The Stata command -psmatch2-
stores these weights in a variable called _weight
.
Someone pointed me to an old blog post somewhere on the Internet, which shows that there may be some confusion about what these weights are and where they come from.
K-neighbor matching estimates the counterfactual outcome for a treated observation by averaging the outcomes of its K
matches.
This means that every time an untreated observation is matched to a treated observation (and this can happen more than once when matching with replacement), it is used with “weight” 1/K
since one is dividing by K
when averaging.
If one uses a caliper (i.e. excludes matches that are farther away than a minimum distance called a “caliper”) it can happen that some matches involve less than K
neighbors
So more generally the weight is not 1/K
but rather 1/nr-of-matches
(-psmatch2- saves the nr of matches for a given treated observation in the variable _nn
)
The variable _weight
sums these weights every time a control observation is used to construct a counterfactual outcome.
So let’s say that we are matching two treated observations to two neighbors with a caliper.
Then we may have that the first treated has two matches and the second treated only one match as in the following:
_id _treated _n1 _n2 _nn
1 1 3 4 2
2 1 3 . 1
3 0 . . .
4 0 . . .
The matched outcome for the first treated will be averaged across observations 3 and 4 and these have thus each weight 1/2 here.
The matched outcome for the second treated obs will be averaged across observation 3 and which thus has weight 1.

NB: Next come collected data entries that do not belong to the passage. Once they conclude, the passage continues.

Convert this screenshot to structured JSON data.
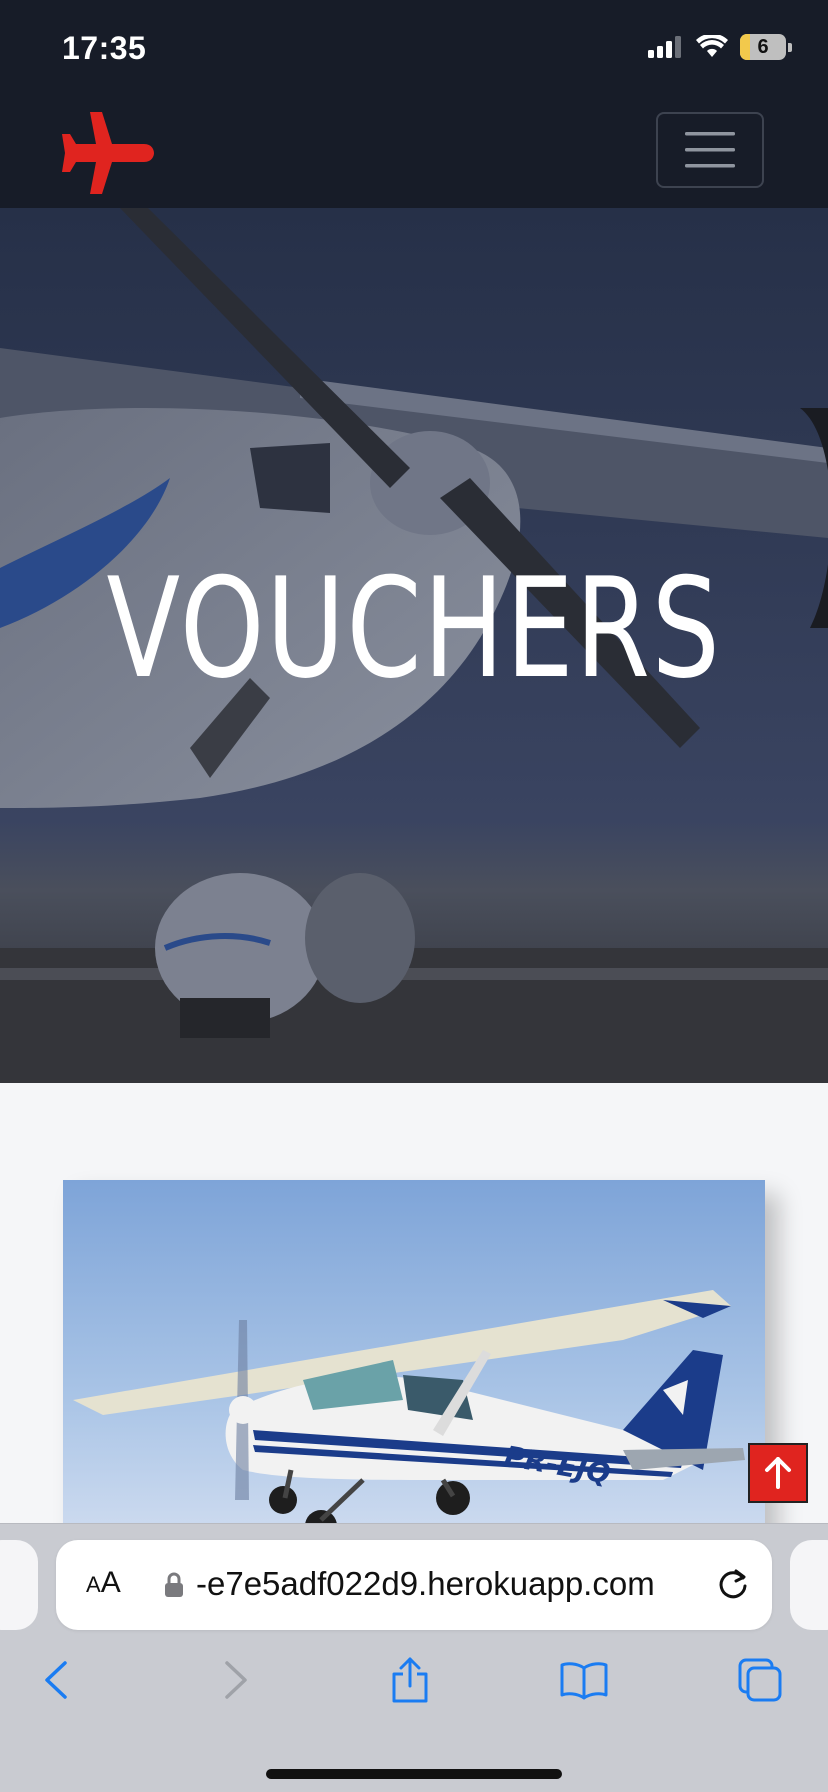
{
  "status_bar": {
    "time": "17:35",
    "battery_level": "6",
    "icons": [
      "signal-icon",
      "wifi-icon",
      "battery-icon"
    ]
  },
  "navbar": {
    "logo": "airplane-logo-icon",
    "menu_toggle": "hamburger-menu-icon",
    "colors": {
      "background": "#171c28",
      "accent": "#e0241f"
    }
  },
  "hero": {
    "title": "VOUCHERS"
  },
  "content": {
    "image": "Cessna airplane in flight",
    "image_label": "PR-EJQ"
  },
  "scroll_top": {
    "icon": "arrow-up-icon"
  },
  "browser": {
    "text_size_label_small": "A",
    "text_size_label_large": "A",
    "url": "-e7e5adf022d9.herokuapp.com",
    "toolbar": [
      "back-icon",
      "forward-icon",
      "share-icon",
      "bookmarks-icon",
      "tabs-icon"
    ],
    "accent": "#1a7cf2"
  }
}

Note that in each case the weights equal 1/_nn
.
Putting this together we can compute how often each matched untreated observation is used to construct the overall average counterfactual outcome by summing their weights:
_id _weight
3 1.5
4 0.5
For the example in the blog-post above the following code shows that this indeed gives the weights in the variable _weight
:
webuse cattaneo2, clear
set seed 795
g x=uniform()
sort x
psmatch2 mbsmoke prenatal1 fbaby mmarried medu fedu mage fage mrace frace, out(bweight) neighbor(5) caliper(.0295236) logit
tab _weight
rename _n* N* // otherwise reshape complains
reshape long N, i(_id) j(matchnr)
g altweight = 1 / Nn
collapse (sum) altweight, by(N)
tab altweight
The weights in _weight
are therefore not specific to -psmatch2-
, but they follow directly from the definition of a K
-neighbor matching estimator (independently of whether one matches on the propensity score or something else).